Updated: Aug 18, 2020
An estimated 10 million individuals have either lost employer sponsored group health insurance or anticipate losing their coverage in the next year, due to no fault of their own. The nation’s economic slowdown over the past few months has caused a seismic impact in the level of risk individual’s face by being without health insurance.
The current state of affairs has led to a new awareness of acronyms. To name a few: COBRA (The Consolidated Omnibus Budget Reconciliation Act); ACT (Affordable Care Act; SEP (Special Election Period); STM (Short-Term Medical Plans).
Swimming upstream, against the current while facing the possibility of an unexpected medical occurrence, requires proactivity. Replacing the “what if” a medical issue arises with “if only” I had health coverage will address this dilemma. Lack of health coverage can cause a catastrophic impact on financial well-being.
This dire strait has placed affected individuals in unchartered waters that can present challenges and confusion. To help navigate to a safe harbor consider the following 5 options:
The Consolidated Omnibus Budget Reconciliation Act (COBRA): Employers with at least 20 employees are required to offer COBRA giving the employee the right to choose to continue their former group health benefit provided by their group health plan for a limited time period. A key factor in this scenario is cost. The monthly premium represents what the employee had been paying, the employer’s share and an administrative fee. Cost can be a prohibitive factor. Note: You won’t be eligible for COBRA if your employer has closed permanently or stops offering a health care plan.
The Affordable Care Act (ACA): In 2010 legislation passed by Congress became law and implemented in 2014. An individual can qualify for a Special Enrollment Period (SEP) if they, or anyone in their household, lost qualifying health
coverage in the past 60 days OR expects to lose coverage in the next 60 days. The Marketplace plans offered by insurance carriers in Georgia can be found at www.healthcare.gov. A key component of an ACA plan is individuals cannot be denied coverage for a pre-existing medical condition. They can qualify for subsidies based upon projected year end income as shown on the Federal tax return. These subsidies work on a sliding scale, limiting what you are personally required to contribute toward your premiums and based upon the federal poverty level. Income can be no more than 400 percent of the federal poverty level.
Fixed Indemnity Benefit Plans: These plans require medical underwriting and individuals can obtain savings of 40% and more. As the name implies the benefits are a fixed dollar amount for the medical services provided. Typical plans comprise a PPO Provider Network offering favorable network pricing while not being limited to only network providers for care. Plans do not fall under requirements established by Congress for ACA plans and are subject to medical underwriting where coverage can be denied or a pre-existing condition excluded from coverage.

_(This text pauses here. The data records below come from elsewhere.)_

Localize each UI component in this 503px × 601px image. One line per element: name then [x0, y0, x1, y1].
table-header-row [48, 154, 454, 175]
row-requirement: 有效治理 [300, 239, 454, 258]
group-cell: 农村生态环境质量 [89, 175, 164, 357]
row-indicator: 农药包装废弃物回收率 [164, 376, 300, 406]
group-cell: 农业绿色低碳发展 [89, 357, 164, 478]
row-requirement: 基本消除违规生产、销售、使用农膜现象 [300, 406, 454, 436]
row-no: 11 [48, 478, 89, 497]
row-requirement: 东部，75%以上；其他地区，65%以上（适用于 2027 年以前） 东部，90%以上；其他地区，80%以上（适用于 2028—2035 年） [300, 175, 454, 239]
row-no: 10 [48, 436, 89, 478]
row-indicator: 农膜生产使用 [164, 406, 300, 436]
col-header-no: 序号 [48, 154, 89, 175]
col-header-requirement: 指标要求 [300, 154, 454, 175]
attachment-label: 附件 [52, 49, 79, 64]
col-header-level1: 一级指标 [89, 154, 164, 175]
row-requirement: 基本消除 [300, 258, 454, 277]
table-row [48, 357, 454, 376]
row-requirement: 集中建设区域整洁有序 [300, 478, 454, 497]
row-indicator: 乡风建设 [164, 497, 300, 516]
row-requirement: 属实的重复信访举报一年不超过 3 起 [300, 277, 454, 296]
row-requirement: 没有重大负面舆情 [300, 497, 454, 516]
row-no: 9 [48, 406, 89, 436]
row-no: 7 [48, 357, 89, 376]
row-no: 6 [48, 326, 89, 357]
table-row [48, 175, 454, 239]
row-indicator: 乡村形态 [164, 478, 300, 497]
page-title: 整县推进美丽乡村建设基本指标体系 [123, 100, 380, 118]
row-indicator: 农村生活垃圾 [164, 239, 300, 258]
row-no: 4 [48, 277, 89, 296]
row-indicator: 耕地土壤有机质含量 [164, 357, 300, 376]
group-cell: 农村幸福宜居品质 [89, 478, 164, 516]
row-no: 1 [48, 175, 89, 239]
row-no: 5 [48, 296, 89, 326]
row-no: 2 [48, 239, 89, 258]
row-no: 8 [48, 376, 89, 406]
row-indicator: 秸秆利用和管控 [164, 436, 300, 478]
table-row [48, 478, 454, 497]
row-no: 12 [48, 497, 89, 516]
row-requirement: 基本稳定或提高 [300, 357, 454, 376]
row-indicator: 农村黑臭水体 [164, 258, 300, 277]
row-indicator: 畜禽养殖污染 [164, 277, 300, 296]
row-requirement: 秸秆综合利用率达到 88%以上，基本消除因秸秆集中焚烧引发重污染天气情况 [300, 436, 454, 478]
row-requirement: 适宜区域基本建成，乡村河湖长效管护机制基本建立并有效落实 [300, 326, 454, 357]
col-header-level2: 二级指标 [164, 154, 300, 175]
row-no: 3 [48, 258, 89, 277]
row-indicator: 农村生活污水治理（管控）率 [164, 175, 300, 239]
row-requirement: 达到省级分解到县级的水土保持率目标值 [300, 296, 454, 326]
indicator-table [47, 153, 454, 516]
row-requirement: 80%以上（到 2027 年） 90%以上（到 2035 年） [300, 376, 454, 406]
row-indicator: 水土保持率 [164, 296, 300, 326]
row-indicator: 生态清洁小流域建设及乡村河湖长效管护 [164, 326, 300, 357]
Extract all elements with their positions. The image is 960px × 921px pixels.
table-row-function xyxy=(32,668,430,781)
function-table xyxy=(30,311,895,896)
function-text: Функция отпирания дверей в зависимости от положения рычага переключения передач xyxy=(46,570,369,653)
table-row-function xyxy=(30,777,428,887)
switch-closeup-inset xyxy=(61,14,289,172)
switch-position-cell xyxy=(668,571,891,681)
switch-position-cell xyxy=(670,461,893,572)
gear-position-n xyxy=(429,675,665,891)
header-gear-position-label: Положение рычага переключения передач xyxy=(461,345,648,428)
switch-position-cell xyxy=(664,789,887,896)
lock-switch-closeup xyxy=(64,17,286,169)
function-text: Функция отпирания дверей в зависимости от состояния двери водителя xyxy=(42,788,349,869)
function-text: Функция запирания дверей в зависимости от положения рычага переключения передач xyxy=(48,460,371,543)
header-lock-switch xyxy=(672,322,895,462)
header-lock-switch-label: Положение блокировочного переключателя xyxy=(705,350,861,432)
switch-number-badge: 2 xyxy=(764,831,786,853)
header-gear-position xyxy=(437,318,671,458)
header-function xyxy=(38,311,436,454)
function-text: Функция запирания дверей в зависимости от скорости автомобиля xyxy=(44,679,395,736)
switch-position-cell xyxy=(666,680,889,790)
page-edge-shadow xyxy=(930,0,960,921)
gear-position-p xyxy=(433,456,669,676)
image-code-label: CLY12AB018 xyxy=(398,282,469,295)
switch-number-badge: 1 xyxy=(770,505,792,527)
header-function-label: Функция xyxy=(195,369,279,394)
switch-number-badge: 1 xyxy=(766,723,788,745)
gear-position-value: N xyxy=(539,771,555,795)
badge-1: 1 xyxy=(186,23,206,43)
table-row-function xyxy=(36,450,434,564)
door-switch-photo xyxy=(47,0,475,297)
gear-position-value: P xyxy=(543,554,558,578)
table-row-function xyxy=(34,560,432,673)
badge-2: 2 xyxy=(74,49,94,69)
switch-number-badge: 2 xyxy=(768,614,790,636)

There is no open enrollment period and can be purchased year round.
Short Term Plans: These plans were formerly designed for interim periods of a short duration and have transitioned into multiple year coverage. Similar to the fixed benefit plans, they utilize PPO provider networks where individuals can seek care in & out network providers. Plan benefits include coinsurance (percentage), copay (dollar) benefits and a combination of both.
Health Care Sharing Ministries: Health care sharing ministries are organizations in which health care costs are shared among members who have common ethical or religious beliefs. A health care sharing ministry does not use actuaries, does not accept risk or make guarantees. The coverage is not considered health insurance and consumers who face problems with a healthcare sharing ministry, such as when a claim is not paid or a service is not covered, are not protected by their state’s insurance department.
Ancillary or Voluntary Benefits: Health insurance is important but may not fully protect against risk. “Layering” health plans with ancillary benefits covering things such as cancer, heart attack, or stroke will provide lump sum cash payments and/or pay benefits over the life of the medical issue. These plans will help reduce or eliminate the cost of out-of-pocket expenses.
Partnering with a licensed Health Insurance Advisor who does not charge a fee for services can mitigate the challenges an individual faces while seeking affordable and meaningful health insurance. Selecting an Advisor based upon your level of trust, combined with their experience, will put you on the path to avoid buyer’s remorse.